Les marches gravies, nous enfilâmes un assez long couloir sur lequel
donnaient deux ou trois portes closes.

--Pièces de débarras, me dit le docteur, il n’y a que votre chambre,
celle du fond, qui soit meublée...

--Bon, répondis-je en riant, je vois que je serai tranquille--à moins
que quelque revenant ne vienne me tirer la couverture de dessus le
nez...

--Ah! quant à cela, reprit-il, entrant dans la plaisanterie, je ne
réponds de rien... Mais nous voici rendus.

La chambre, plutôt grande, tapissée de neuf, occupait l’angle est de la
maison. Un mur plein la limitait de ce côté. Le lit s’y appuyait. Une
large fenêtre, ouvrant vers le sud, était garnie de rideaux en
mousseline fort légers mais point de persiennes.

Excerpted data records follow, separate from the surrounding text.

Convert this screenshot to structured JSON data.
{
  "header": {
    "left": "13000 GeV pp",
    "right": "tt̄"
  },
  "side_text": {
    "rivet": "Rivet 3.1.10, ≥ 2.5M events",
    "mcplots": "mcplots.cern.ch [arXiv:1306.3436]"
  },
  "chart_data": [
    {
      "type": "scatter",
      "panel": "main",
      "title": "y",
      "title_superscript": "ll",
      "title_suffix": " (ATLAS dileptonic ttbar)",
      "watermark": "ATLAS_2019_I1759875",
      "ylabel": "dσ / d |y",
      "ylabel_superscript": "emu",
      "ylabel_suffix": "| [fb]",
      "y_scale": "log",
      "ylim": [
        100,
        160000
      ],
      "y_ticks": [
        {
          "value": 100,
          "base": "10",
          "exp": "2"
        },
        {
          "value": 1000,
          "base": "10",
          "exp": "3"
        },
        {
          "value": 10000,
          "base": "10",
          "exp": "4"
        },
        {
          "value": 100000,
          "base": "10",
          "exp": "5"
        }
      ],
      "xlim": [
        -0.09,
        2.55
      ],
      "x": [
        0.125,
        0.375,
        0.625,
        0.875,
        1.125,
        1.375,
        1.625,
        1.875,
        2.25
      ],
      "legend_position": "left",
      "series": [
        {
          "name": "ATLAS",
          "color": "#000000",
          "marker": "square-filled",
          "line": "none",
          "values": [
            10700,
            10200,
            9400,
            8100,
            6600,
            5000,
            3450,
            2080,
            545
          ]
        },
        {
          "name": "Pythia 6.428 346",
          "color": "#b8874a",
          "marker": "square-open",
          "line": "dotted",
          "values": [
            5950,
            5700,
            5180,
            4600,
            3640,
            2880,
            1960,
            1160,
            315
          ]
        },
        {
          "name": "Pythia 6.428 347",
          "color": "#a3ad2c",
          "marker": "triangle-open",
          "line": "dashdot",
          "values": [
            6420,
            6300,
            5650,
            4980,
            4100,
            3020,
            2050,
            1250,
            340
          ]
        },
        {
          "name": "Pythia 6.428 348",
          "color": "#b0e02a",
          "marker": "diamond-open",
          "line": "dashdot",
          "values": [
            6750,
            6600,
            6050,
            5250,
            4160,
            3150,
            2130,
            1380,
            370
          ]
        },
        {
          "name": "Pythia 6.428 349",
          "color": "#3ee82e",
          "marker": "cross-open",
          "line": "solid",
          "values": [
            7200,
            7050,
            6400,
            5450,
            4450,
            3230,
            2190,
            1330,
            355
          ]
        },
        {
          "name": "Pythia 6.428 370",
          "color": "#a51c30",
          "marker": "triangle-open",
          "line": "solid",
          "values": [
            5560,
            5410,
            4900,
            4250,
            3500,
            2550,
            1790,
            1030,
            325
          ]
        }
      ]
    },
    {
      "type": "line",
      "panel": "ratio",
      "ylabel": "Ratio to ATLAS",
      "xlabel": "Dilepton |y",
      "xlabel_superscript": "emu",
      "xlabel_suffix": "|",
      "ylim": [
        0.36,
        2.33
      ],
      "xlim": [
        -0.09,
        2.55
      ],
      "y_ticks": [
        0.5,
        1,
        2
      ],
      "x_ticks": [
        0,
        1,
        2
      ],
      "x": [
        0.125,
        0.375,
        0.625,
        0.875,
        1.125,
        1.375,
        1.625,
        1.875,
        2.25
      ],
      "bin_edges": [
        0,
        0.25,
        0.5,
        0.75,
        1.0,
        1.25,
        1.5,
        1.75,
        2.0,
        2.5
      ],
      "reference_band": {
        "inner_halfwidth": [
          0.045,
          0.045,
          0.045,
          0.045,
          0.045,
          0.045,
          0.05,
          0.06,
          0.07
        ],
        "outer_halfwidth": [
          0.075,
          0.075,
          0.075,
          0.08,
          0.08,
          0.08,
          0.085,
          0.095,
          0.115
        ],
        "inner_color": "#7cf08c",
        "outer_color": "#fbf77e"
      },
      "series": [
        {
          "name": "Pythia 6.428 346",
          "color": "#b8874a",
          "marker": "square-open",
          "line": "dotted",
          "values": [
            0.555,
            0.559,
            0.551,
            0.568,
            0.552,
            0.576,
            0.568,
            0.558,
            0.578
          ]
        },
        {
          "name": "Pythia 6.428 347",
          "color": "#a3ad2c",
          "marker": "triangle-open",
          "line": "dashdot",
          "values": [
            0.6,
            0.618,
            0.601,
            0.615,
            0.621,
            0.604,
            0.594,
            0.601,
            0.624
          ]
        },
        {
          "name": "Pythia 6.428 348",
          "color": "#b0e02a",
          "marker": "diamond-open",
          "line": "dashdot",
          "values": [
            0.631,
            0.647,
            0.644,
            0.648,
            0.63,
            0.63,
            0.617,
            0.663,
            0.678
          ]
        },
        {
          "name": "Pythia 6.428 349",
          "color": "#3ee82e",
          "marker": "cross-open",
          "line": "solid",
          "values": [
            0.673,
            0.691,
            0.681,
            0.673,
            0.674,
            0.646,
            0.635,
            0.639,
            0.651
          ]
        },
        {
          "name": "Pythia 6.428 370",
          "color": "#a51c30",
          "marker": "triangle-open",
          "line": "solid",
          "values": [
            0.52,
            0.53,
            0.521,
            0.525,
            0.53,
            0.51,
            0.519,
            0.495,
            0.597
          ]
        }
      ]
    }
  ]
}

Le docteur s’en excusa:--J’ai dû faire enlever les volets qui tombaient
en débris car n’oubliez pas qu’il y a presque un siècle que la maison
est inhabitée. J’en ai commandé d’autres, mais le menuisier du village
est si nonchalant que je ne sais quand ils seront en place tant ce
potentat de la varlope traîne pour les façonner.

--Cela m’arrange très bien, dis-je, où que je sois, je déteste me
calfeutrer et comme je m’éveille de bonne heure, rien ne m’est plus
agréable que d’assister au lever du jour.

Sur quoi, le docteur me quitta en me réitérant l’assurance que nul bruit
n’interrompait mon sommeil, de sorte que je pourrais faire la grasse
matinée si l’envie m’en prenait.

Je rapporte ce dialogue, d’une banalité complète, pour bien vous
souligner l’état d’esprit où je me trouvais. Constatez-le: pas plus le
local que les phrases échangées avec mon ami n’étaient de nature à me
tenir l’imagination en alerte. En somme, ma lassitude ne me laissait
qu’une idée nette: m’étendre le plus vite possible et reposer. Je me
déshabillai rapidement, je posai ma montre sur la table de nuit, je me
fourrai dans les draps, je soufflai la bougie et je m’endormis tout de
suite d’un profond sommeil...

Soudain, je fus réveillé en sursaut par quelque chose d’insolite qui se
passait dans la chambre. Il me sembla que je n’étais plus seul--qu’une
_présence_ indéfinissable s’efforçait de se manifester à mes sens et
souffrait de n’y point réussir. Encore tout assoupi, ne réalisant que
d’une façon incohérente ce que j’éprouvais, je frottai machinalement une
allumette et je consultai ma montre... Minuit et demie... Il y avait
trois heures que je dormais.

Je demeurai assez longtemps très vague. Puis je promenai à travers la
chambre un regard qui ne me fit rien découvrir d’anormal. Je me tournai
vers la fenêtre et je remarquai que les nuages, qui couvraient le ciel à
mon arrivée, s’étaient dissipés. La nuit resplendissait d’étoiles et
régnait, toute pacifique, sur la campagne. Pas un souffle de vent. Dans
la maison, rien ne bougeait; nul trottinement de souris dans le grenier;
auprès de moi, nul de ces craquements de meubles qui éclatent parfois à
l’improviste. Partout, un silence absolu.

--Bah! me dis-je, je subis sans doute une petite poussée de fièvre due à
la fatigue du voyage... Tâchons de nous rendormir.

Je remis ma tête sur l’oreiller et je commençais à reprendre mon somme
si fâcheusement interrompu, lorsque je subis la sensation étrange d’être
observé par _quelqu’un qui aurait voulu se rendre visible mais n’y
parvenait pas_. Alors j’avoue que je me sentis troublé. Et, par instinct
préservateur, j’articulai les deux vers qui ouvrent la seconde strophe
de la conjuration de Saint Ambroise:

    Procul recedant somnia
    Et noctium phantasmata...

J’allai poursuivre lorsqu’une longue plainte--basse et
sanglotée--s’éleva tout à coup dans l’ombre immobile. De quelle
indicible souffrance elle paraissait l’expression!... Puis j’entendis
comme un piétinement tout proche. Cela semblait d’abord me parvenir à
travers le mur où touchait mon lit.

Je pensai:--Il doit y avoir un malade dans la maison contiguë. Sûrement,
on ne tardera pas à recourir au docteur...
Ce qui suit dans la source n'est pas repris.